Masih di tanah Singapura. Ya, tentu saja. Menikmati sisa liburan yang ada. Berjalan menyusuri tiap sudut negara yang satu ini. Bukan sekedar liburan melepas penat---untuk beberapa dari mereka tentunya.
"Rasanya cepet banget dah liburannya selesai," keluh Tasya sambil menggigit chips kentangnya.
"Apa karena kita jalan-jalan mulu ya, Sya? Makanya jadi ga kerasa?" Tanya Stely balik.
"Ya kan gua duluan yang nanya, bego. Kok malah nanya balik sih lu?" Kesal Tasya.
"Ya maap. Sensi banget dah."
Mereka berdua berjalan santai menyusuri Bugis Street. Mau beli oleh-oleh katanya. Padahal kata Gama, Bugis Street di Jakarta juga ada. Tanah Abang, hahaha.
"Diana pesen cokelat banyak banget, ga takut melebar apa ya tuh anak?" Ujar Tasya sembari memilah beberapa cokelat.
Lain dengan Tasya dan Stely yang menikmati sisa libur di negara tempat patung Merlion ini berada, Hanin hanya tinggal didalam vila. Tak ingin beranjak kemana-mana. Padahal Echa, Hannah, dan Cantika sudah mengajaknya untuk pergi sekali lagi ke Universal Studio atau ikut ke Bugis Street dengan Tasya dan Stely.
Sementara yang lain, Hanin tak tahu.
Hanin sendiri bingung sebenarnya, apa sih yang dicarinya pada liburan kali ini? Sekedar mencari kesenangan? Atau malah memperbaiki hubungan dengan Dipta?
Ah, berbicara pemuda dengan iris hitam tinta itu mengingatkan Hanin betapa semakin anehnya hubungan diantara mereka ini.
"Gua balik. Ada orang ga nih?" Lamunan Hanin buyar, ketika dilihatnya seseorang memasuki vila ini.
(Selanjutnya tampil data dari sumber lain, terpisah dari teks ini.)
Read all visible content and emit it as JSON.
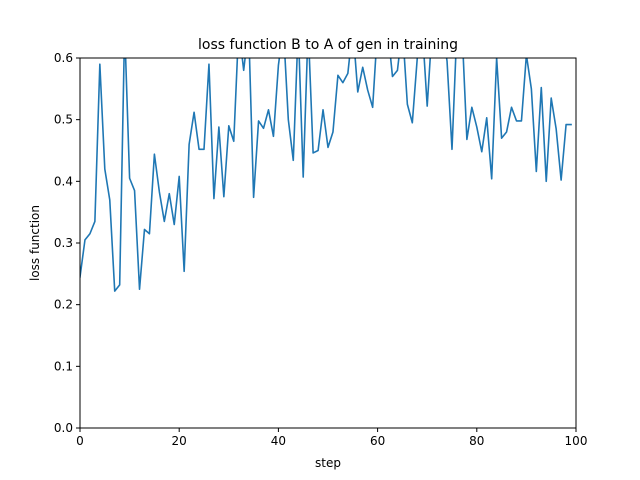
{
  "chart_data": {
    "type": "line",
    "title": "loss function B to A of gen in training",
    "xlabel": "step",
    "ylabel": "loss function",
    "xlim": [
      0,
      100
    ],
    "ylim": [
      0,
      0.6
    ],
    "xticks": [
      0,
      20,
      40,
      60,
      80,
      100
    ],
    "xtick_labels": [
      "0",
      "20",
      "40",
      "60",
      "80",
      "100"
    ],
    "yticks": [
      0.0,
      0.1,
      0.2,
      0.3,
      0.4,
      0.5,
      0.6
    ],
    "ytick_labels": [
      "0.0",
      "0.1",
      "0.2",
      "0.3",
      "0.4",
      "0.5",
      "0.6"
    ],
    "grid": false,
    "series": [
      {
        "color": "#1f77b4",
        "x": [
          0,
          1,
          2,
          3,
          4,
          5,
          6,
          7,
          8,
          9,
          10,
          11,
          12,
          13,
          14,
          15,
          16,
          17,
          18,
          19,
          20,
          21,
          22,
          23,
          24,
          25,
          26,
          27,
          28,
          29,
          30,
          31,
          32,
          33,
          34,
          35,
          36,
          37,
          38,
          39,
          40,
          41,
          42,
          43,
          44,
          45,
          46,
          47,
          48,
          49,
          50,
          51,
          52,
          53,
          54,
          55,
          56,
          57,
          58,
          59,
          60,
          61,
          62,
          63,
          64,
          65,
          66,
          67,
          68,
          69,
          70,
          71,
          72,
          73,
          74,
          75,
          76,
          77,
          78,
          79,
          80,
          81,
          82,
          83,
          84,
          85,
          86,
          87,
          88,
          89,
          90,
          91,
          92,
          93,
          94,
          95,
          96,
          97,
          98,
          99
        ],
        "y": [
          0.245,
          0.305,
          0.315,
          0.335,
          0.59,
          0.42,
          0.37,
          0.222,
          0.232,
          0.65,
          0.405,
          0.385,
          0.225,
          0.322,
          0.315,
          0.444,
          0.383,
          0.335,
          0.38,
          0.33,
          0.408,
          0.254,
          0.46,
          0.512,
          0.452,
          0.452,
          0.59,
          0.372,
          0.488,
          0.375,
          0.49,
          0.465,
          0.65,
          0.58,
          0.65,
          0.374,
          0.498,
          0.486,
          0.516,
          0.473,
          0.588,
          0.65,
          0.5,
          0.434,
          0.65,
          0.407,
          0.65,
          0.446,
          0.45,
          0.516,
          0.455,
          0.48,
          0.572,
          0.56,
          0.575,
          0.65,
          0.545,
          0.585,
          0.548,
          0.52,
          0.65,
          0.65,
          0.65,
          0.57,
          0.58,
          0.65,
          0.525,
          0.495,
          0.6,
          0.65,
          0.522,
          0.65,
          0.65,
          0.65,
          0.595,
          0.452,
          0.65,
          0.65,
          0.468,
          0.52,
          0.488,
          0.448,
          0.503,
          0.404,
          0.6,
          0.47,
          0.48,
          0.52,
          0.498,
          0.498,
          0.605,
          0.55,
          0.416,
          0.552,
          0.4,
          0.535,
          0.485,
          0.402,
          0.492,
          0.492
        ]
      }
    ]
  }
}
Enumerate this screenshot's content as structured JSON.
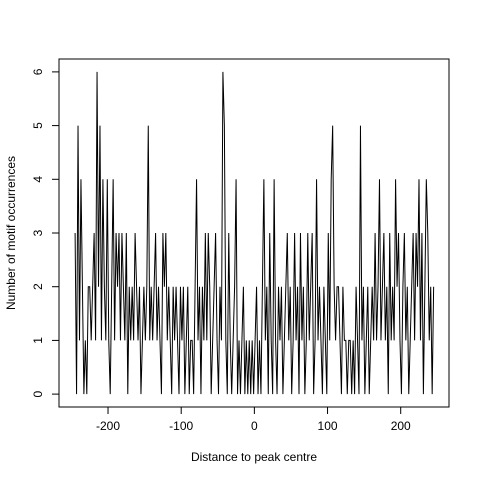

Hanin yang awalnya hanya duduk ditepi kolam sembari membaca novel mulai beranjak, memperhatikan siapa yang datang.
Oh, ternyata Dipta.
"Mmm, hai," sapa Dipta canggung sembari menggaruk tengkuknya yang tak gatal.
"Oh, hai," balas Hanin sama canggungnya. Hening sempat menguasai untuk beberapa saat. Akhirnya saat ini tiba juga, saat berduaan saja. Berbincang sedikit tak ada salahnya bukan?
"Kenapa gak keluar?" Tanya Dipta.
"Gak tau mau kemana. Jadi males," jawab Hanin seadanya.
"Mau keluar bareng gua gak? Mmm, bantuin gua cari oleh-oleh buat mami," pinta Dipta, "tapi kalau lo gak bisa, gak apa-apa kok!"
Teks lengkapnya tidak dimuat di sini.